179- Crypto Cravings – Learning About Digital Currencies
Have you seen all the news about digital currencies, led by Bitcoin? It seems like the world is going seriously crazy about the potential for crypto. In this post, I will highlight some of the recent press and provide you with some thoughts if you are getting interested in this new currency. This post is not a primer on crypto currencies but has been written to make you aware of what has been happening in the news.
Before we look at the news, let’s revisit exactly what crypto currency is all about. A cryptocurrency is a type of currency which uses digital files as money. Usually, the files are created using the same methods as cryptography (the science of hiding information). Cryptocurrencies only exist digitally and have no central issuing or regulating authority such as the US Treasury or European Central Bank but instead use a decentralized system to record transactions and manage the issuance of new units. These currencies rely on cryptography to prevent counterfeiting and fraudulent transactions. Examples include Bitcoin, Ethereum, Litecoin, Ripple and Dogecoin. The lack of a regulatory authority overseeing the various currencies is a key weakness for many financial professionals as it creates increased perceived risk.
As crypto is decentralized, buyers need a digital currency exchange to buy and sell their digital assets. Recent research published by Statista says there are over 60 million blockchain wallets in existence which gives you some idea of how crypto use is growing.
Here are the headlines that are driving interest in crypto:
Tesla recently announced in an SEC filing that it has bought $1.5 billion worth of bitcoin and said it would start accepting bitcoin as a payment method for its products. This announcement along with recent social media posts by Tesla’s CEO Elon Musk have been credited for raising the prices of crypto, including bitcoin.
BNY Mellon announced plans to begin holding, transferring and issuing crypto, including bitcoin, for its institutional clients this year.
BlackRock Inc, the world’s largest asset manager, added bitcoin as an eligible investment to two funds.
Mastercard Inc announced it was planning to offer support for some cryptocurrencies on its network this year.
Last week, JP Morgan became the latest Wall Street bank to underline how seriously it is taking the biggest cryptocurrency by saying that it would start trading bitcoin “at some point."
Treasury Secretary Janet Yellen has recently stated that she is concerned about the “misuse” of cryptocurrencies like bitcoin and that this is a growing problem. Regulators are increasing their scrutiny after the recent surge in investor interest. Lastly, she has said the use of cryptocurrencies like bitcoin should be “curtailed."

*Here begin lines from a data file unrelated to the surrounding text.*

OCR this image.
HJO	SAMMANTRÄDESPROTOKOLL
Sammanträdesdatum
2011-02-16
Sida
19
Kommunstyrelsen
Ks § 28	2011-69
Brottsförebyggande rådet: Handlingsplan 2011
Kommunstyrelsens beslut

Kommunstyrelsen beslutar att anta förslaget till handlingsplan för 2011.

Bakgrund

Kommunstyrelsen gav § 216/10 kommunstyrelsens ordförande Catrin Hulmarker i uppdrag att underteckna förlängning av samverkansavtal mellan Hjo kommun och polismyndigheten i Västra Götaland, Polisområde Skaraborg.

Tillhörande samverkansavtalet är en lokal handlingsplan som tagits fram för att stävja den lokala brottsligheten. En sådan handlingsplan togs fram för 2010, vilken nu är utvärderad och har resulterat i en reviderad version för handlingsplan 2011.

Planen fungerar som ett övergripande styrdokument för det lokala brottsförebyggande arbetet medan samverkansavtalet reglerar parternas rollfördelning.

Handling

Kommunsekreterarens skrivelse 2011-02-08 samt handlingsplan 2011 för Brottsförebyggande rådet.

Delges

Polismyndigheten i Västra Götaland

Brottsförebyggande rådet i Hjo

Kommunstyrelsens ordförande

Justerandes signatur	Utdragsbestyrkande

Yellen has acknowledged the promise of these new technologies but has also pointed out that crypto has been used to launder the profits of online drug traffickers and have been a tool to finance terrorism.

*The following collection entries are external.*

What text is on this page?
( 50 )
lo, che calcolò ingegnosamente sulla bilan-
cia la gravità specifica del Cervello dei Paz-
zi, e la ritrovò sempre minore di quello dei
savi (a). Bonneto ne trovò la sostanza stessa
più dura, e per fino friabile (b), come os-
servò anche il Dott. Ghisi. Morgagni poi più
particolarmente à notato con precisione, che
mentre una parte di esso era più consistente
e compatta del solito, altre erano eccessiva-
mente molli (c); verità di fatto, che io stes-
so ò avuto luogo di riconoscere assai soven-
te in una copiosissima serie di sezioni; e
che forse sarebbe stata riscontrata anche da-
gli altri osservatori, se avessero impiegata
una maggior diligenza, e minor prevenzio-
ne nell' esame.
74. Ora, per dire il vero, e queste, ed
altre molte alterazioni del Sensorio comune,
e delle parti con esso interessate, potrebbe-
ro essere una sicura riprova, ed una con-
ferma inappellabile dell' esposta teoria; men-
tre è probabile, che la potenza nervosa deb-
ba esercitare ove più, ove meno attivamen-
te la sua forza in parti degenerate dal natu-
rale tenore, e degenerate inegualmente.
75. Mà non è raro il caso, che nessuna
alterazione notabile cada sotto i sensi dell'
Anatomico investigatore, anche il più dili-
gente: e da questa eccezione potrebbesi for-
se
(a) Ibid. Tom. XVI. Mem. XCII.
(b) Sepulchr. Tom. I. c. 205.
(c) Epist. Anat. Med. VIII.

Besides Yellen’s recent public statements, crypto has come under criticism by regulators worldwide for its ability to be involved in illegal transactions and scams. That’s just one of the reasons that investing in crypto carries significant risk.
From my reading of the financial press and listening to various media sources, here is what experts are saying about crypto:
Crypto has been around about a decade, not long when considering any investment.
The key phrase I see time after time is to proceed to invest in crypto with caution.
The tide has changed and crypto is now getting more serious consideration by institutions and individuals.
Any institution or individual owning crypto must be able to withstand the volatility these currencies have. What goes up does not necessarily stay up all the time.
Regulators have significant concerns about how each currency is offered and managed.
In a low interest rate world, crypto currencies are emerging as a new asset class that is being used by some individuals and corporations as a place to put part of their liquid assets. It is felt the likelihood of a return on crypto is higher than the near zero returns they are earning on their cash holdings.
Some professionals view crypto as a gamble and not a store of value.
Some investment professionals are adding the asset to portfolios as a high risk investment. Many are limiting the amount invested to 1% of a portfolio.
Crypto is emerging as a new asset class that should be considered in constructing investment portfolios. Some are using it in a manner similar to gold or other precious commodities.
Overall, in my view crypto currencies have emerged from the darkness and are getting serious consideration by knowledgeable parties. I think the key to owning this new asset class has to be making sure it matches the investor’s risk tolerance, it is part of a diversified portfolio and that the amount purchased should be commensurate with the buyer’s risk tolerance. This means proceed with caution and do your research before parting with your money. I will provide more commentary in future posts.